Erich Vieth is an attorney focusing on civil rights (including First Amendment), consumer law litigation and appellate practice. At this website often writes about censorship, corporate news media corruption and cognitive science. He is also a working musician, artist and a writer, having founded Dangerous Intersection in 2006. Erich lives in St. Louis, Missouri with his two daughters.
Heh, I can see the crane car tumble over into the water 😉
Oops! Double Whammy!
Actually, I've seen this sequence of photos before, the last picture is not genuine. It was apparently edited.
Check out the fifth picture down, and compare it to the last picture. They are identical, except for the second crane supposedly tumbling into the drink.
Stillwaters. Good eye! Now I can see that photo #5 has the same people in the same place as photo #11. Therefore, photo #11 was Photoshoppped.
I clicked the link too. Could it be that picture 5 is the "trick". Most likely because it would be hard to capture the "action" happening.
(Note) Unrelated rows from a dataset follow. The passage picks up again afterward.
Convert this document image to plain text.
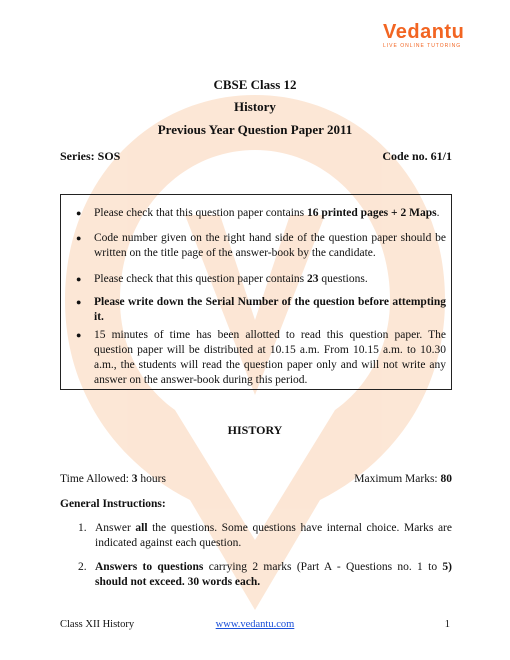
Vedantu
LIVE ONLINE TUTORING
CBSE Class 12
History
Previous Year Question Paper 2011
Series: SOS	Code no. 61/1
● Please check that this question paper contains 16 printed pages + 2 Maps.
● Code number given on the right hand side of the question paper should be written on the title page of the answer-book by the candidate.
● Please check that this question paper contains 23 questions.
● Please write down the Serial Number of the question before attempting it.
● 15 minutes of time has been allotted to read this question paper. The question paper will be distributed at 10.15 a.m. From 10.15 a.m. to 10.30 a.m., the students will read the question paper only and will not write any answer on the answer-book during this period.
HISTORY
Time Allowed: 3 hours	Maximum Marks: 80
General Instructions:
1. Answer all the questions. Some questions have internal choice. Marks are indicated against each question.
2. Answers to questions carrying 2 marks (Part A - Questions no. 1 to 5) should not exceed. 30 words each.
Class XII History	www.vedantu.com	1
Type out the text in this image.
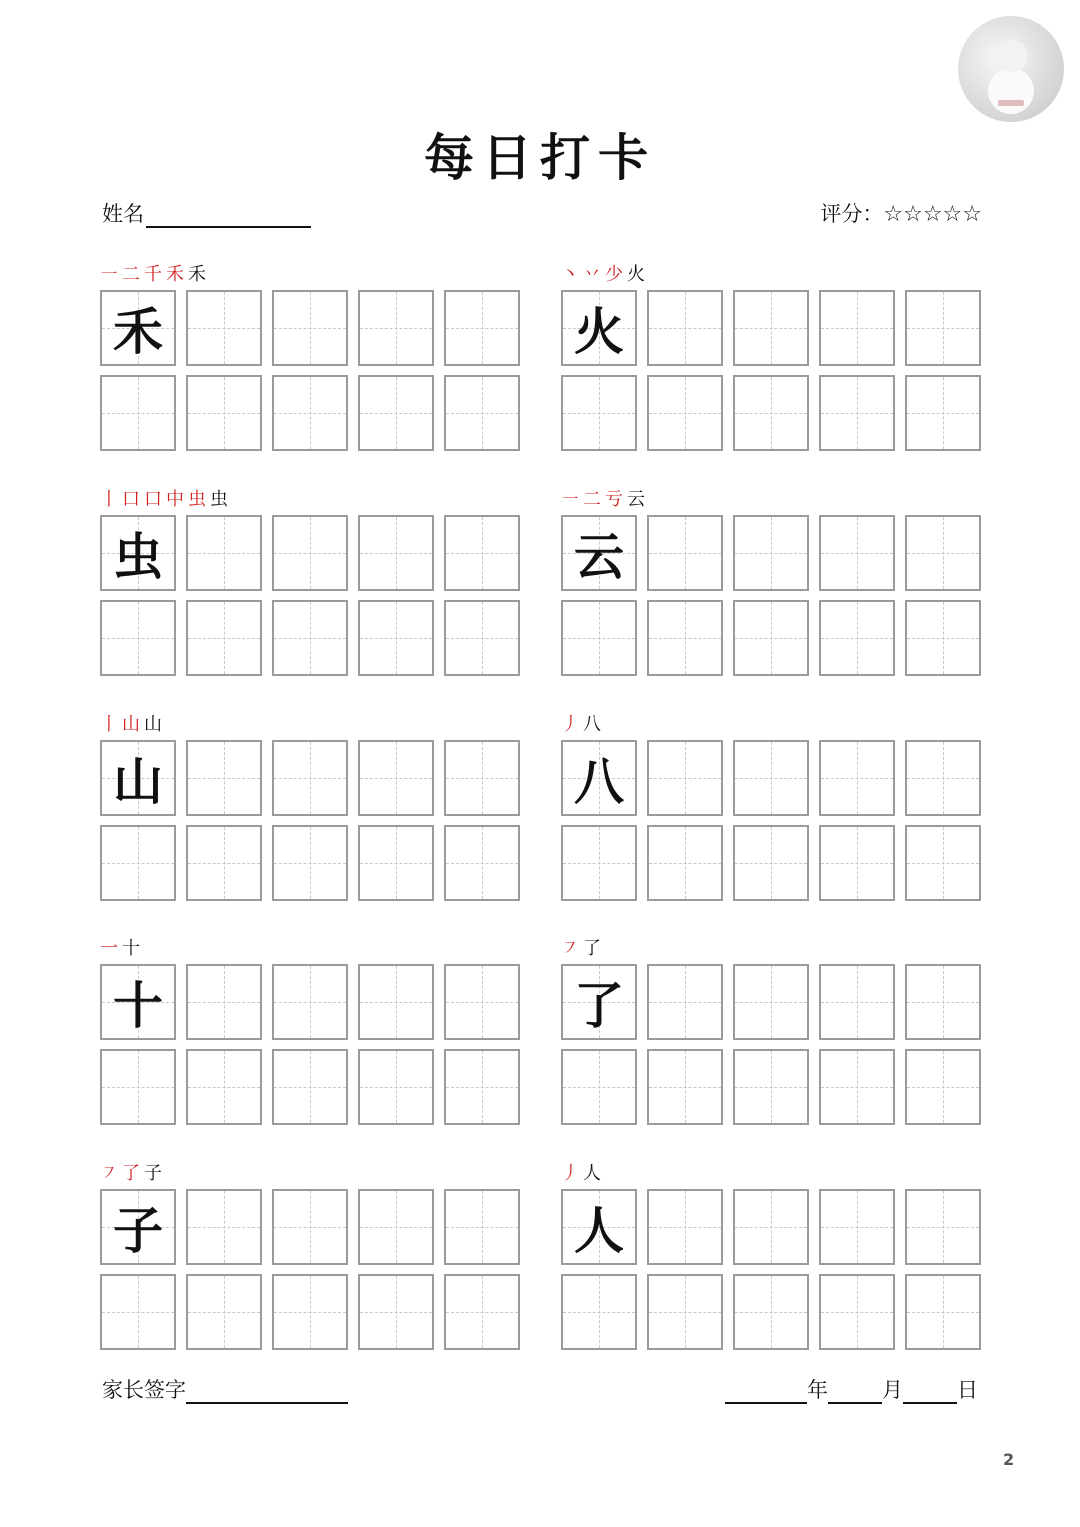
每日打卡
姓名	评分：☆☆☆☆☆
㇐ 二 千 禾 禾
禾
丶 丷 少 火
火
丨 口 口 中 虫 虫
虫
㇐ 二 亏 云
云
丨 山 山
山
丿 八
八
一 十
十
㇇ 了
了
㇇ 了 子
子
丿 人
人
家长签字	年	月	日
2
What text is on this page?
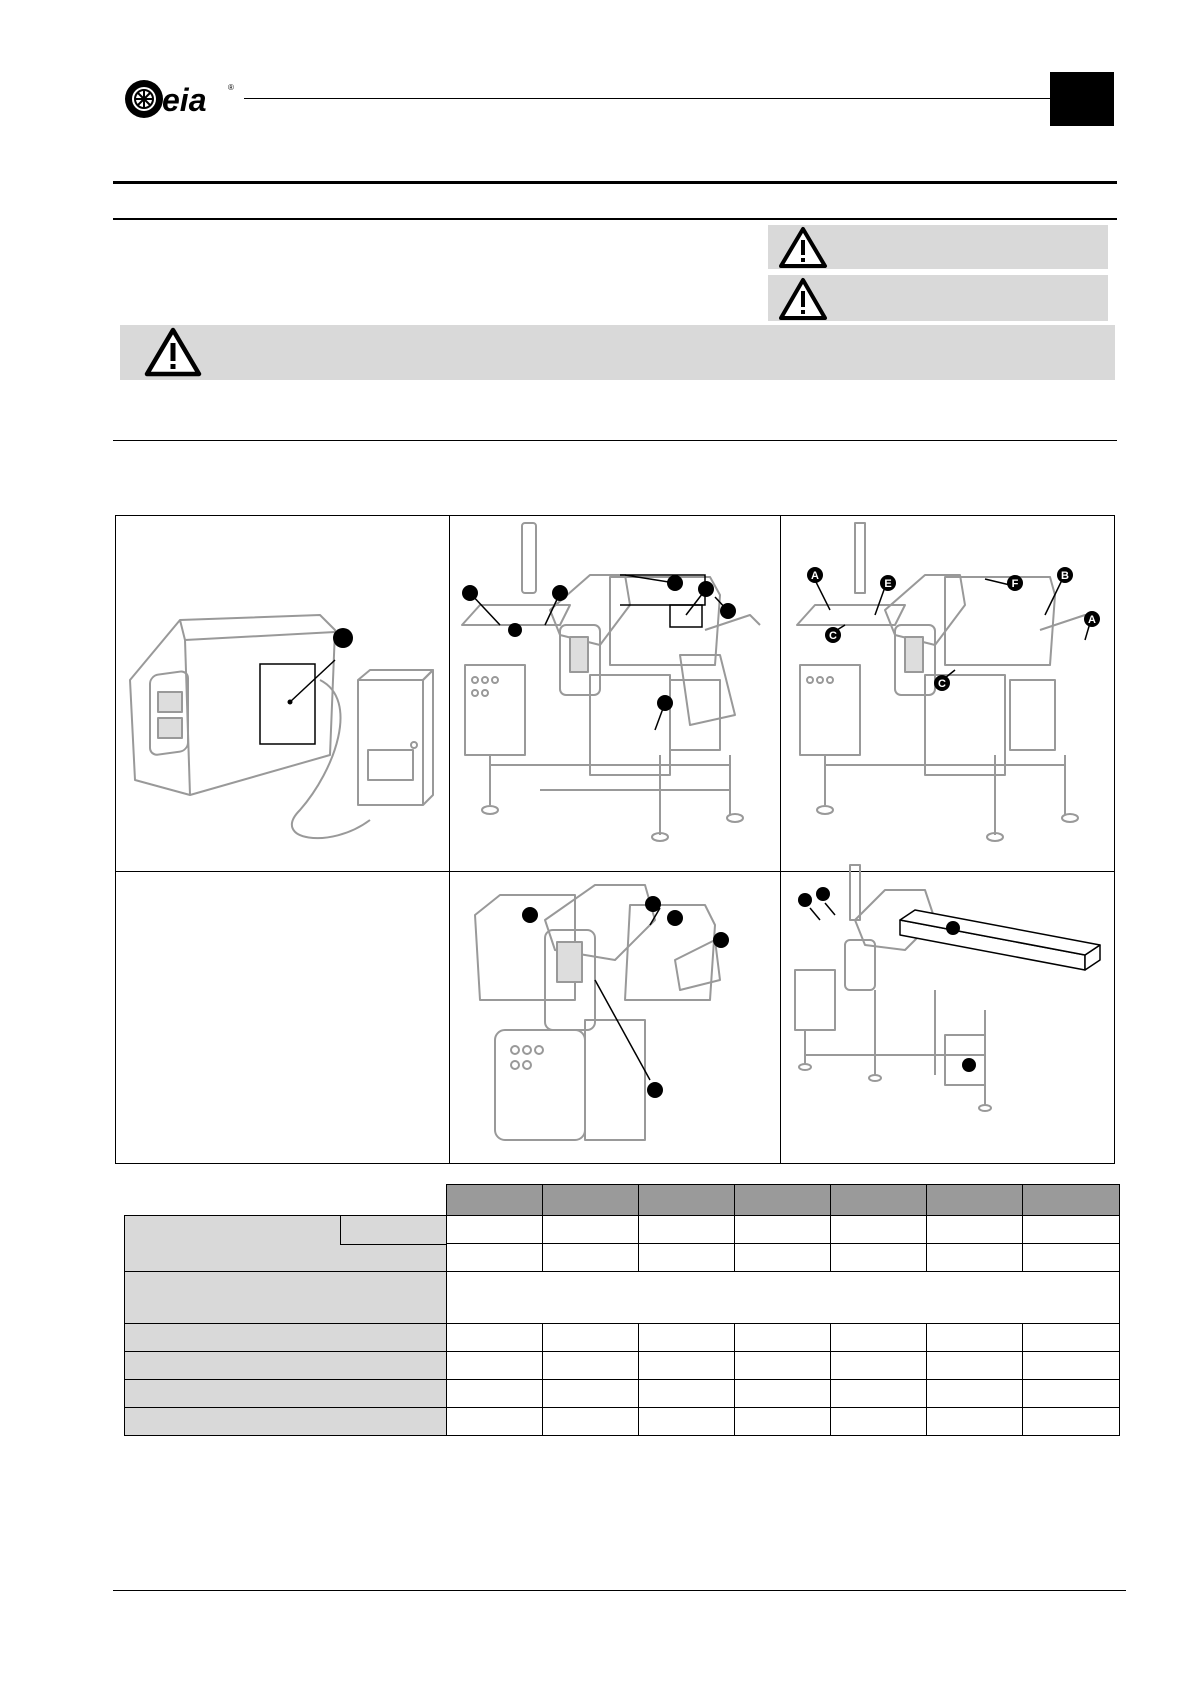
eia	®
A
E	F
B
A
C
C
Also, I think it looked fuzzy near the wall (5).
Scholar
If it's really cool and it's on the net it's most likely fake.
this may be the weirdest math test you ever encounter, "miraculous" is how I describe it, and you know how I feel about miracles (deny at all costs). Just click the link and let me know if it blows your mind like it did mine. Here…
http://www.math.umass.edu/~diehl/trick.html
Scholar
Further to Crazy Fun Link, so-called "mentalists" have a bunch of parlor tricks like the red hammer. Ask people to — quick — think of a flower, and most will think of a rose. As them to — quick — think of an odd number between 1 and 50, and most will pick 37. Many other examples exist. I've even seen mentalists tell their subjects to reject the first thing they think of and to think of another, and the second item is also highly predictable. It's no miracle at all.
Yes, I also read about the "magic" behind the red hammer quiz. However, it does seem to be useful to explain a bit about how similar we are, and how the brain tends to work.
Anyway, it looks like the big topic in the news lately is the Polonium sandwich. (Not to be confused with Bolognium). Do you guys think Putin (his henchmen) is behind it, or is it as Putin asserts, was it just "terrorists" trying to discredit him and make Russia look sinister?
-S
I thought of a "blue screwdriver". And my number between 1 and 50 was "7".
I'm afraid to even think about what this says about me.